Do I Need Acting Skills to Become an Extra?

In most cases acting skills will not be a requirement, although don’t mention this to the professional extras. Professional extras do this job full time and some view the extra work as a way to break into the acting world. Most extras will never be expected to say any lines whatsoever. The more skills you do have such as horse riding, dancing and fencing skills then the more chance you will have when these skills are used in the TV and film work.

How Much Money Can I Earn as an Extra?

There is a set fee for TV and film extras, which is £69 per day. The BBC does pay higher than this and a walk on part should bring even more money. Extra’s fees are set by the Film Artists Association and there are additional payments based on factors such as overtime and wearing your own clothes. Meals are usually included for free throughout the production shooting schedule.

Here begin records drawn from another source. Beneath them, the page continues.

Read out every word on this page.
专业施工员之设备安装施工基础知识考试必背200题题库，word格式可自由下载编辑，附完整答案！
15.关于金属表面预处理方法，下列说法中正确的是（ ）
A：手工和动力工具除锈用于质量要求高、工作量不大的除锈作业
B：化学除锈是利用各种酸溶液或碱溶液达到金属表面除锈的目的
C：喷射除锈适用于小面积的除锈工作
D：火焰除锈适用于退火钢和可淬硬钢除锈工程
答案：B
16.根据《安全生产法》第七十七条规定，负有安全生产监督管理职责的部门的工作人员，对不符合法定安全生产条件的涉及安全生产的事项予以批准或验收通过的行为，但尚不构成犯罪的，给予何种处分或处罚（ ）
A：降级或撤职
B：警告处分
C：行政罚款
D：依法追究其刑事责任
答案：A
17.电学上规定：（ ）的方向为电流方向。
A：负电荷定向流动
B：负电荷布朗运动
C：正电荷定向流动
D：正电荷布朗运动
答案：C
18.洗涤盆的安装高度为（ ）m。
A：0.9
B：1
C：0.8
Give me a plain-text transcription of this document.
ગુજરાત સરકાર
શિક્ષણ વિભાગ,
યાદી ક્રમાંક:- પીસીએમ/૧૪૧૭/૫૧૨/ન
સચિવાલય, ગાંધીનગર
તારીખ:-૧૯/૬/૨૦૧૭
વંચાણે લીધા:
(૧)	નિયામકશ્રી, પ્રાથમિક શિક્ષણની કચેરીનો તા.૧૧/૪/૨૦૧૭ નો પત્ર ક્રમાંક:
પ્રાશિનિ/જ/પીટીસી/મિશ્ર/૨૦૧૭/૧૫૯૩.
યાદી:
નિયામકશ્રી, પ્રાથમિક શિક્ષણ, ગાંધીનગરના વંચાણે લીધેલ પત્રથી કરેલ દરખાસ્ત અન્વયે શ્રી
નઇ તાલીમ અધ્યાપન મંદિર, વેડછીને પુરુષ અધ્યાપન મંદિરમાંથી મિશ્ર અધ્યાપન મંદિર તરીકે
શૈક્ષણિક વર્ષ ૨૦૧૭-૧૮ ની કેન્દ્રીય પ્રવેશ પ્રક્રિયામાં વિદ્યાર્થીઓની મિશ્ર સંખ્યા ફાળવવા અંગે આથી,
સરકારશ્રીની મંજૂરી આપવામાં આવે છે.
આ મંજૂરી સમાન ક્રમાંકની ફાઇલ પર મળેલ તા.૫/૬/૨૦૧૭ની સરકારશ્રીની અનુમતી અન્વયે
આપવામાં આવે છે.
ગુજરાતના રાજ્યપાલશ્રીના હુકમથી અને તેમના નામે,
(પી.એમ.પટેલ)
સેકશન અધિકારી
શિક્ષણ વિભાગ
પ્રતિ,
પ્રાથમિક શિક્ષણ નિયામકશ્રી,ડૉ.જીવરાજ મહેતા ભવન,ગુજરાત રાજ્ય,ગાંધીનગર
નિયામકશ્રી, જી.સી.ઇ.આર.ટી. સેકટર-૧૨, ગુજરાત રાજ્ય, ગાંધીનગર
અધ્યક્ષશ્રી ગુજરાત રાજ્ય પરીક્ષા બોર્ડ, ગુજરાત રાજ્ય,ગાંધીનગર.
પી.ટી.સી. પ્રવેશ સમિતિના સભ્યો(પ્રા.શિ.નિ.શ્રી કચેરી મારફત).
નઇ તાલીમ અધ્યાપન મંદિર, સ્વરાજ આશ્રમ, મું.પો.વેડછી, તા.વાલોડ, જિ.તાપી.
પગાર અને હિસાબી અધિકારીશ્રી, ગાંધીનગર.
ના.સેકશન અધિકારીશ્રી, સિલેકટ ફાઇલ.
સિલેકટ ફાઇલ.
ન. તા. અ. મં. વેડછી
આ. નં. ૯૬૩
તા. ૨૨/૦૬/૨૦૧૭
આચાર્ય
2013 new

Will I Get to See Major Film Stars?

It depends on what you class as major film stars. A lot of TV extra work in cities such as London can be smaller productions, soaps, and long running series. Film extra work will mean you can view the stars from a distance but you probably will not get the chance to speak to them. If you are lucky enough to work as an extra on a major film then chancing your luck and talking to a star is not usually advised. Stars will have their own security on set to make sure that star struck extras do not approach them.

Do I Need to Have a Certain Look to be an Extra?

Not at all, extras are chosen to be able to blend in unnoticed. The most popular extras age group is 25 to 40 as they can be used within a number of different background scenes. People with a certain look may be used in certain scenes, such as beautiful women in nightclub scenes. In the end it’s all down to casting, and directors will be looking for certain looks for certain scenes.

Scam Extra Agencies, What Should I Look Out For?

There will always be agencies out there who are in it for the money and don’t have their worker’s best interests at heart. The best way to judge is if they seem more interested in getting their hands on your money than finding you work. If an agency says that you will need professional headshots that they will provide but you will pay for then be wary. A number of good agencies don’t take any money until they have supplied an extra with some work.

Can Working as an Extra Lead to Professional Acting Work?

It has been known that a director has spotted an extra and given them their first break into the acting world. This rarely happens but it’s not unknown. However, most extras do this sort of work for extra cash and the chance to see what goes on behind the scenes within the film and TV work. If you are actually studying acting then it can be a great way to get known on the TV and film sets.

Should I Give Up My Day Job?

Extra work is not usually regular permanent employment so giving up a day job wouldn’t be the wise option. Some people do actually work only as extras but these professional extras make up a small percentage. Flexibility is required and being on call at short notice will give extras more of a chance of gaining work. Be prepared for very long hours, early starts and a lot of standing about until the director calls for action.